Simplify the numerator and denominator for large values of x

For large values of \( x \, x^{1 / 2} \) will dominate over terms like \( x^{1 / 3}, x^{1 / 4}, ... \), so we focus on the highest exponent term. Hence, in the numerator, \( 2 \cdot x^{1/2} \) will be the leading term. Similarly, in the denominator, \( (3x-4)^{1/2} \) will dominate.

Approximate the dominant terms

For simplification, approximate \( (3x - 4)^{1/2} \approx 3^{1/2} \cdot x^{1/2} \) when \( x \) is very large. Thus, the problem reduces to: \lim _{x \rightarrow \infty} \frac{2 \cdot x^{1 / 2}}{3^{1/2} \cdot x^{1 / 2}}\.
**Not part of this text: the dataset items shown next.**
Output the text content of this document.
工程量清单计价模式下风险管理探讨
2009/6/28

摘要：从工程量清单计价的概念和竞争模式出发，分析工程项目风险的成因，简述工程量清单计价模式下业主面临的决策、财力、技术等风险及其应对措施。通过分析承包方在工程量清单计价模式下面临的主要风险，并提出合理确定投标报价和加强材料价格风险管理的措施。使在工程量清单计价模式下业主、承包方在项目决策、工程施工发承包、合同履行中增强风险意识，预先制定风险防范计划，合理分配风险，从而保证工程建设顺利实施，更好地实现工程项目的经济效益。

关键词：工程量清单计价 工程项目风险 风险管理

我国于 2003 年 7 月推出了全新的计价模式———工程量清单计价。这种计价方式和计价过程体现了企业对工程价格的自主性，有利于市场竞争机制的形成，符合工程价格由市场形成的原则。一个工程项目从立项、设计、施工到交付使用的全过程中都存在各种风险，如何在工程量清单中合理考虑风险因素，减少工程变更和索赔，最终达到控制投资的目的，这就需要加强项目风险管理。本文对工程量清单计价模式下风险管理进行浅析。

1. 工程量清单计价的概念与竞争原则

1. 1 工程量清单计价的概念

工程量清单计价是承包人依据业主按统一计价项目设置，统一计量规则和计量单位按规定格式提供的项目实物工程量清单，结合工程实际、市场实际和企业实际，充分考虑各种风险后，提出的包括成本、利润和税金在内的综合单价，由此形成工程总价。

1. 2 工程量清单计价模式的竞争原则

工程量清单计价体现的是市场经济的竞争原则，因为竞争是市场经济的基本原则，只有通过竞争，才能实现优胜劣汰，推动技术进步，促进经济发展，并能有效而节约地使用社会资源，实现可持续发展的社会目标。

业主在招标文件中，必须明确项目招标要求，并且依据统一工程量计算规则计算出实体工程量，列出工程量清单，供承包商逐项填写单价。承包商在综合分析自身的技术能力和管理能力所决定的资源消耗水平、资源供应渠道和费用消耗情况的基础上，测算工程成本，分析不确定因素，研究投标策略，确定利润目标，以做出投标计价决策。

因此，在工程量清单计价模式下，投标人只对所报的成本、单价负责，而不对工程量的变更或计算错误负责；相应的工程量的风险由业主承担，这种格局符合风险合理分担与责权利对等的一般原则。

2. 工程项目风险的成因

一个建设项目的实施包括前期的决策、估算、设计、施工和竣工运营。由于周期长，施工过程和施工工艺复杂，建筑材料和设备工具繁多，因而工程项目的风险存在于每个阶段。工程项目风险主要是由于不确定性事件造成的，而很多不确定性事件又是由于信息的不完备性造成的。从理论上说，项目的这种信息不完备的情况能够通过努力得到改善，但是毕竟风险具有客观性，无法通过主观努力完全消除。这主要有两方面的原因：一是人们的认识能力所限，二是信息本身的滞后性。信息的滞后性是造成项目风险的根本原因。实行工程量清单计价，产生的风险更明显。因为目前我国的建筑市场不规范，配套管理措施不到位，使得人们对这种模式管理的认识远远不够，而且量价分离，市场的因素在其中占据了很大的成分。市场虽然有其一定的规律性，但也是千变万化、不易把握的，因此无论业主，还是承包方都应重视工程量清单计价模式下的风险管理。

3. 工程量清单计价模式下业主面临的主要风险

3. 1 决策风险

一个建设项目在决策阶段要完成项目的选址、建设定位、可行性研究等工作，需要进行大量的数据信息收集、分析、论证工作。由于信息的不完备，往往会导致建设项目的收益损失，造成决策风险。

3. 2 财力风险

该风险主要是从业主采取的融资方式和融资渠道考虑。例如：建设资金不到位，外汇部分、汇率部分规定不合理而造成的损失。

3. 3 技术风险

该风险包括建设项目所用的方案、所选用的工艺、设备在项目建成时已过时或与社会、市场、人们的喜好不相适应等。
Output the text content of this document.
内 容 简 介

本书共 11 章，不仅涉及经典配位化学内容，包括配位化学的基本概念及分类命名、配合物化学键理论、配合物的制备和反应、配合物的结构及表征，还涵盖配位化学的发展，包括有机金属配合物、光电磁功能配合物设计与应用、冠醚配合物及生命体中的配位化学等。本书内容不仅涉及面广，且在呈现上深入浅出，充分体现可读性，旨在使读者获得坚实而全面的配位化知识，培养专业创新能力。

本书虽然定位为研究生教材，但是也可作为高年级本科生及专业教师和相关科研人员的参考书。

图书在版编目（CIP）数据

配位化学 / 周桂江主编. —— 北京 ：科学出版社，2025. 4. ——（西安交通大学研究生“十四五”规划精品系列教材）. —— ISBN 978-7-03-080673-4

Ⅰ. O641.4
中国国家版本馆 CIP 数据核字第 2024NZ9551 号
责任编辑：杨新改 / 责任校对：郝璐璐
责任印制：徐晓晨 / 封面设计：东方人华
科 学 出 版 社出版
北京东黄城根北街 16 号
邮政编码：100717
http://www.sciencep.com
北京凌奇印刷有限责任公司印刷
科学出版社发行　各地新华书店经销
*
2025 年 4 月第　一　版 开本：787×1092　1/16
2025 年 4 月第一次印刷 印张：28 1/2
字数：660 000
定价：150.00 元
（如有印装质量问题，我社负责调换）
Cancel common terms and find the limit

Now, cancel the common term \( x^{1 / 2} \) in the numerator and denominator: \( \lim _{x \rightarrow \infty} \frac{2 \cdot x^{1 / 2}}{3^{1 / 2} \cdot x^{1 / 2}} = \frac{2}{3^{1/2}} = \frac{2}{\sqrt{3}}.\)

Key concepts

Limits and Continuity

Limits are vital in understanding the behavior of functions as they approach a certain point, either a finite value or infinity. In this exercise, we dealt with a limit as the variable x approaches infinity. This helps us see how the function behaves at very large values.
Continuity is closely related to limits. A function is continuous at a point if the limit exists there and matches the function’s actual value. For our problem, continuity ensures the function doesn’t have any jumps or breaks.
The idea of limits provides a foundation for calculus, helping us understand derivatives and integrals. Practicing these problems enhances our ability to think about how functions change and behave, not just at specific points but overall.

Asymptotic Behavior

Asymptotic behavior looks at how functions behave as the input values become very large. In our problem, we investigated the function as x approached infinity.
Here, the numerator and the denominator had terms like \(x^{1/2}\), \(x^{1/3}\), etc. As x becomes very large, the dominant term among these has the highest power, which in our case was \(x^{1/2}\). Understanding which terms dominate helps simplify complex expressions.
The term 'asymptote' refers to a line that a graph approaches but never actually reaches. While this term wasn’t directly used in the problem, recognizing dominant terms is key to understanding asymptotic behavior.

Dominant Terms in Limits

Dominant terms are those that have the most influence on the value of an expression as variables approach a limit, either because they grow fastest or shrink slowest.
In our limit problem, as x approaches infinity, \(x^{1/2}\) dominates over lesser powers like \(x^{1/3}\) and \(x^{1/4}\). This understanding let us focus only on these dominant terms to simplify our problem.
In the solution, we looked at the numerator and denominator separately. We identified \(2 \cdot \ x^{1/2}\) in the numerator and \( (3x - 4)^{1/2} \) in the denominator as dominant terms.
By approximating the effect of these terms, we made the problem manageable. This technique is particularly useful in calculus for solving limits and can be widely applied to different problems.